For the Living of These Days—A Word from Lauren Jones Mayfield

I am so excited to share this precious family photo with you. My daughter crafted this list on her chalkboard when she was in the first grade and just learning to write. It lists everything for which she gives thanks. (This was done with no parental prompting!) The thanksgiving stretches from parents and toys, to earth and church, to candy and school, Love and toilets!  What strikes me in this moment, aside from the fact that it is Thanksgiving week, is the spiritual nature of giving thanks. Livia was so excited to showcase this work of writing, along with her creativity in list-making.

As we continue in our season “Freedom in Generosity,” and as we pause amidst the holiday hubbub on Thursday to worship and brunch together, I wonder what you would list on your chalkboard. What does the Spirit prompt in you? Here is a helpful article about the current selection for Highland Reads, Diana Butler Bass’s book Grateful: The Transformative Power of Giving Thanks.
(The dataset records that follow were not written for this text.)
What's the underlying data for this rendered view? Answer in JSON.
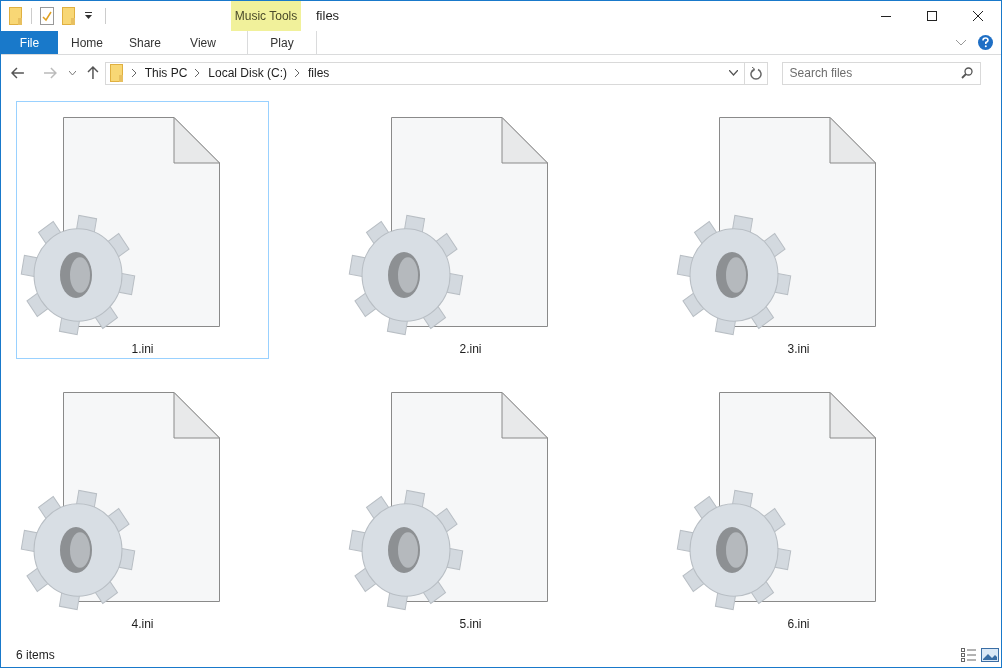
{
  "window": {
    "title": "files"
  },
  "ribbon": {
    "context_label": "Music Tools",
    "tabs": [
      {
        "label": "File",
        "kind": "file",
        "selected": false
      },
      {
        "label": "Home",
        "kind": "normal",
        "selected": false
      },
      {
        "label": "Share",
        "kind": "normal",
        "selected": false
      },
      {
        "label": "View",
        "kind": "normal",
        "selected": false
      },
      {
        "label": "Play",
        "kind": "contextual",
        "selected": false
      }
    ]
  },
  "address": {
    "path": [
      "This PC",
      "Local Disk (C:)",
      "files"
    ]
  },
  "search": {
    "placeholder": "Search files"
  },
  "files": [
    {
      "name": "1.ini",
      "focused": true
    },
    {
      "name": "2.ini",
      "focused": false
    },
    {
      "name": "3.ini",
      "focused": false
    },
    {
      "name": "4.ini",
      "focused": false
    },
    {
      "name": "5.ini",
      "focused": false
    },
    {
      "name": "6.ini",
      "focused": false
    }
  ],
  "status_bar": {
    "count": "6 items"
  }
}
If you have not had a chance to read the book, this interview showcases some of her most pertinent findings. She writes of gratitude, “The practices on the personal side are practices of attention. Anything that draws our eye toward where grace and gifts are present in our lives. Gratitude helps us be able to live more deeply and fully into a vision of abundance on a personal level.”

Consequently, Bass also names the corporate gifts of gratitude in relationship to the generosity of congregations. “Part of my dream in writing this book is to help people in congregations get to levels of gratitude that they never thought about before.”

What a lovely challenge for us to ponder. How do we move beyond transactional giving, both at church and in our personal lives, and into a space of abundance? Talk about spiritual work! No matter the method, may we all be as inspired as a first grader giving thanks on a chalkboard. Happy Thanksgiving to you, Friends.